Summary
During the second half of the 20th century, Keynesians were busy countering the neo-classicists and monetarists who were intruding onto their sacred ground: macroeconomics and the Phillips curve. New Keynesian Economics would keep on exploring market failure one breakdown at a time.Main definitions and economists:
- New Keynesian Economics
- George Akerlof
- Gregory Mankiw
Unemployment and inflation:
The New Keynesian Economics seeks to provide Keynesianism with microeconomic foundation support. This contemporary economic doctrine comes as a response to the critiques that Keynesianism received from the New Classical Macroeconomics (NCM) advocates.

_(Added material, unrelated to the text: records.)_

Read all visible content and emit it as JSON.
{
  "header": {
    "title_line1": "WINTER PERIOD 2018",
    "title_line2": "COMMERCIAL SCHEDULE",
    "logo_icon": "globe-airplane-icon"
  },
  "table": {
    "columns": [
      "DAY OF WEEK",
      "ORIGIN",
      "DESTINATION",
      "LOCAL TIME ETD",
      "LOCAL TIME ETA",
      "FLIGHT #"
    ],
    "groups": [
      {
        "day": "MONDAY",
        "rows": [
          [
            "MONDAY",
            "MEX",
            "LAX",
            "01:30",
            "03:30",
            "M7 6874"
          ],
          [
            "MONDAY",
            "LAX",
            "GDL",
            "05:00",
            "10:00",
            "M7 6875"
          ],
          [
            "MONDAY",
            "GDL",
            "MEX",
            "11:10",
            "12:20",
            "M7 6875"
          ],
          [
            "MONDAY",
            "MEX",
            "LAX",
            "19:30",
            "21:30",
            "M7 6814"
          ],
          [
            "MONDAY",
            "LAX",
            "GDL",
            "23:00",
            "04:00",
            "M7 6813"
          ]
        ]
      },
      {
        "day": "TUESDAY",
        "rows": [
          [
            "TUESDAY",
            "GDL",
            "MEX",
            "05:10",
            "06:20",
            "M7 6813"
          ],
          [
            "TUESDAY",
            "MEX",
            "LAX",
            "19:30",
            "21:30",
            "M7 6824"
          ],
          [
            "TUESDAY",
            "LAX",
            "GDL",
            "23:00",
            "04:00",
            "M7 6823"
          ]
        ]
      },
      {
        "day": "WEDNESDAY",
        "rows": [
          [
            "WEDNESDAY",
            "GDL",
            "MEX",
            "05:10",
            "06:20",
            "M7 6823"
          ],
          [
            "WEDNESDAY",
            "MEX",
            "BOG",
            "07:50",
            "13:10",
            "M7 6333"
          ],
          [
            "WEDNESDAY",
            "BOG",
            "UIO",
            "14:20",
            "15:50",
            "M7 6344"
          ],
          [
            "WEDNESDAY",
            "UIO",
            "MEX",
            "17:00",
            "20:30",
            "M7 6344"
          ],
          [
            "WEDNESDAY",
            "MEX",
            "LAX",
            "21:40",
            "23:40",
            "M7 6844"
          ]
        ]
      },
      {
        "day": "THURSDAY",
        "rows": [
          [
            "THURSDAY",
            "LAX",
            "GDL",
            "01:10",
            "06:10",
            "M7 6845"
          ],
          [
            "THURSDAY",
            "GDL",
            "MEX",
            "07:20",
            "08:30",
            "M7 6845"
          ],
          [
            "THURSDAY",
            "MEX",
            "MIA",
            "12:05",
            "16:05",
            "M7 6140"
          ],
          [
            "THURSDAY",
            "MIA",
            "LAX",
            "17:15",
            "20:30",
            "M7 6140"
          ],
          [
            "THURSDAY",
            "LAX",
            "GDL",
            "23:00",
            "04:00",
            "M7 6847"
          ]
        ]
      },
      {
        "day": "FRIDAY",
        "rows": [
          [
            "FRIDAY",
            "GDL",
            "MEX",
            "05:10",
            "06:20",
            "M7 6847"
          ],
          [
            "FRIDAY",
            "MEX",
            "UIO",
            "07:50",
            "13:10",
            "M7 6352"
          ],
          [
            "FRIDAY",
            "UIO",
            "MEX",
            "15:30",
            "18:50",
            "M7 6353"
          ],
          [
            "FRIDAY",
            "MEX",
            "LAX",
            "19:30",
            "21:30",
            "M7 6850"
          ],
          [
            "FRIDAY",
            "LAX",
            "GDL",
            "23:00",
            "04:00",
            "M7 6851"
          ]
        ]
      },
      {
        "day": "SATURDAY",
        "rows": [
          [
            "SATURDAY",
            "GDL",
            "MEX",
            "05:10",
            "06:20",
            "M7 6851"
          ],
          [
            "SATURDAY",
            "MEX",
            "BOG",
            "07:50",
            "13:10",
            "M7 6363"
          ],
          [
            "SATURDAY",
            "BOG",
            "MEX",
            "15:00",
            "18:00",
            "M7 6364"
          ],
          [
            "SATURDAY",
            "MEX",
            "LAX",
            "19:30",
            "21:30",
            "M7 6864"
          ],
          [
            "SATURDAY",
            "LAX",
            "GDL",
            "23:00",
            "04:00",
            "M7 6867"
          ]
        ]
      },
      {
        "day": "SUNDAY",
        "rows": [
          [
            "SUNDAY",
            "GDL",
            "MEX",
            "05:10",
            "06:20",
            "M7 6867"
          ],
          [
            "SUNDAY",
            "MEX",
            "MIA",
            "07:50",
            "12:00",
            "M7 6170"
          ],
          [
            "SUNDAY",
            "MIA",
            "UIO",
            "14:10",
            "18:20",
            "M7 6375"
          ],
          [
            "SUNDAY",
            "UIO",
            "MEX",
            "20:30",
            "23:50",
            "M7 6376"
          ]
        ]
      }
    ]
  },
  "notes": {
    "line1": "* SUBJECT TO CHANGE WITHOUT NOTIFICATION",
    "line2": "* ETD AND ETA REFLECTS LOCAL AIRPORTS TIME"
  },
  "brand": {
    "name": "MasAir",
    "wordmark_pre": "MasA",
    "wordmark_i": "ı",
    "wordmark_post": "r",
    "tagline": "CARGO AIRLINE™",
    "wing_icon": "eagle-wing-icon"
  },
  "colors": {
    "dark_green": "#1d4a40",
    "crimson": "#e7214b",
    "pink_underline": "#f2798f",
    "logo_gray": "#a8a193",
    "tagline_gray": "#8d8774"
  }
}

New Keynesian Economics can be traced back to late 70s when the first foundations were built by economists such as Stanley Fischer, Edmund Phelps and John Taylor. One of the best economists to characterize the New Keynesian Economics is Gregory Mankiw, as he has made many contributions to this doctrine.
The main issue of this economic doctrine is to explain why changes in the aggregate price level are “sticky”. While in NCM competitive price-taking firms make choices on how much output to produce, and not at what price, in New Keynesian Economics monopolistically competitive firms set their own individual prices and accept the level of sales as a constraint. From a New Keynesian Economics point of view, two main arguments try to answer why aggregate prices fail to imitate the nominal GNP evolution. One of them is used both by NKE and NCM approach to macroeconomics, this is the assumption that economic agents, households and firms have rational expectations. However New Keynesian Economics considers that rational expectations become distorted as market failure arises from asymmetric information and imperfect competition. As economic agents can’t have a full scope of the economic reality their information will be limited, and there will be no reasons to believe that other agents will change their prices, and therefore maintain their expectations unchanged. Expectations are a crucial part for price determination, as they remain unaltered, so will the price, what leads to price rigidity. For firms, price rigidity may also come from what’s known as menu costs, this is, costs that result from price changes.
As a result of this price stickiness, which implies a slow adjustment of the economy and can lead to undesired levels of unemployment, government intervention is justified to stabilize the economy, by using both fiscal and monetary policies. However, this intervention ought to be minimal, much lower than New Keynesian Economics’s predecessors, the Neoclassical Synthesis, would argue for.